The American chapter of the International Society for Psychological and Social Approaches to Psychosis received a record number of proposals this year for its annual conference, according to ISPS-US Executive Director Leah Giorgini.

The conference, titled Humanity in Solidarity, will take place in person and online from Oct. 27 to 29. Each morning will open with a plenary session featuring one of three keynote speakers: Pat Deegan, Vesper Moore, and Willard Ashley Sr.

Giorgini billed Deegan, who became a disability rights activist after receiving a diagnosis of schizophrenia during adolescence, as “a legend in the field” who has “done a lot of work with early intervention in New York State.”

Moore “is an indigenous person with lived experience from the LGBT+ community,” and Ashley Sr. “is a psychoanalyst, a reverend, and also a racial justice organizer,” by Giorgini’s description.

Panels will follow the plenary sessions. Giorgini highlighted one centered on “spiritual understandings of extreme states,” as well as “family panels” that will feature conversations between people who identify as having experienced psychosis and their parent or sibling.

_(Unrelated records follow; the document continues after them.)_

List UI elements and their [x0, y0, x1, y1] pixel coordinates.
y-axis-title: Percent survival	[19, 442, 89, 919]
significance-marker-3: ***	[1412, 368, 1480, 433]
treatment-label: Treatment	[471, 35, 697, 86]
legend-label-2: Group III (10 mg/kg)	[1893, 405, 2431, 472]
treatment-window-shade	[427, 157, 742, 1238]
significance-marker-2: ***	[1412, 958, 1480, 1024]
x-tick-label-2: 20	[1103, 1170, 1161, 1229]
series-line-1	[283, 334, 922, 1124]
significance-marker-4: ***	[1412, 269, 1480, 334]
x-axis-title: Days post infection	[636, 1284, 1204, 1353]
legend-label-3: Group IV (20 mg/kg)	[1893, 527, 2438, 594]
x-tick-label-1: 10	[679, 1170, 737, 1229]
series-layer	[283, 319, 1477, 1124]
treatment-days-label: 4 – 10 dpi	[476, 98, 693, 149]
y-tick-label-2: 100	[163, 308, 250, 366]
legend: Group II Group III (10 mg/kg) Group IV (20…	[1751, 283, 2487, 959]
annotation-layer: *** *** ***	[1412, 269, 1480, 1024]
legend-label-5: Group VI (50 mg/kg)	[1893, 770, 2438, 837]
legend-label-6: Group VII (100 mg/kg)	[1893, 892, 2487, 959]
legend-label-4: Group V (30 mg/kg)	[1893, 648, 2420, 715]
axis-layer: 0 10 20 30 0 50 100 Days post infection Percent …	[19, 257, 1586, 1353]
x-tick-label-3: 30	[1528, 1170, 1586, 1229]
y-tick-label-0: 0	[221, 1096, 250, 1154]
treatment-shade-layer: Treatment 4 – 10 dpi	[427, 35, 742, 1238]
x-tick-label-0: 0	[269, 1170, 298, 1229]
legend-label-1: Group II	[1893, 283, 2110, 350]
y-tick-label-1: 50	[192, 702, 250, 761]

After lunch, concurrent “breakout spaces” will cover “a wide variety of topics,” from the war in Ukraine to “social justice to just simply sharing a person’s lived experience,” per Giorgini.

The overarching goal, according to promotional materials, is to work toward “understanding our shared journey through psychosis,” which in turn will help attendees “foster and create systems of care in which human rights and full personhood are held central, replacing approaches that ‘other’ and reduce experiences to labels of deficit and disease.”

Based on information from ticket sales thus far, Giorgini expects to see among attendees a “50/50” split between clinicians and service providers on one side and mental health consumers, psychiatric survivors, and their families on the other. This, in her view, is “the whole point” of the conference.

“We don’t think that one group working alone is going to move the needle. We need to have those conversations together to expand people’s understanding and really get a realistic idea of how to push the system forward or to tear down the system and rebuild it,” she said.

Founded in 1956 by Swiss psychiatrists looking for humane alternatives to asylums, ISPS originally stood for the International Symposium for the Psychotherapy of Schizophrenia. It now has chapters all over Europe and two in Asia, plus Australia and New Zealand. The one in the United States formed in 1998.

Its mission and membership evolved over time.

“What started out as very psychoanalytical-based opened up to different professions, to different ways of understanding and working through extreme states,” Giorgini described. “It includes not just talking therapies, but art therapies, occupational therapies, peer support, the hearing voices movement, approaches that morphed into social justice movements, philosophy, spirituality.”

Although it dropped the term “schizophrenia,” the organization’s name still stirs internal debate.

“Lots of people within ISPS reject the term ‘psychosis,’” Giorgini said, “because it’s medicalized language that’s often used to harm people. Yet it’s still a word that a lot of people use because it’s commonly understood to describe an array of experiences, like hearing voices or experiencing what could be termed delusions or hallucinations. It’s a way for us to talk together about something.”

The US chapter appears to be growing. Its most recent annual report cited a 30% increase in members in 2022 alone, bringing the total to 246. Legally registered in Pennsylvania, ISPS-US operates as a remote organization by way of Zoom and email for most of the year.

Virtual discussions take place via monthly webinars (which non-members can also attend for free), at book clubs, and on advocacy committees, which recently have sought to push back on attempts in New York and California to use coercive psychiatry as a means to combat homelessness.

Giorgini called the annual conference “our main activity of the year.” Registrants will convene at the University of Delaware in Newark, DE, or watch recordings at home. Last year, ISPS-US counted 328 attendees.

ISPS-US offers reduced prices and scholarships for qualifying ticket buyers, including those with “lived experience,” or free entrance with a six-hour volunteer commitment.

Dr. Martin Cosgro, a California-based psychologist who has attended the annual conference “many” times, praised its “warm and supportive environment” and “opportunities for meaningful dialogue.”

“Old friends reconnect, newcomers are welcomed, and generally there’s a feeling of optimism about these issues, knowing that there are others with similar beliefs and visions of a better future,” he said.

Another previous attendee, Fehmida Iyer Visnagarwala, identified as a psychiatric survivor living overseas.

“It helped me immensely to connect with people who think similarly and to get the support which is not forthcoming normally in India,” she said. “The talks were genuine, raw and meaningful for anyone, be they psychiatric survivors or their kith and kin.”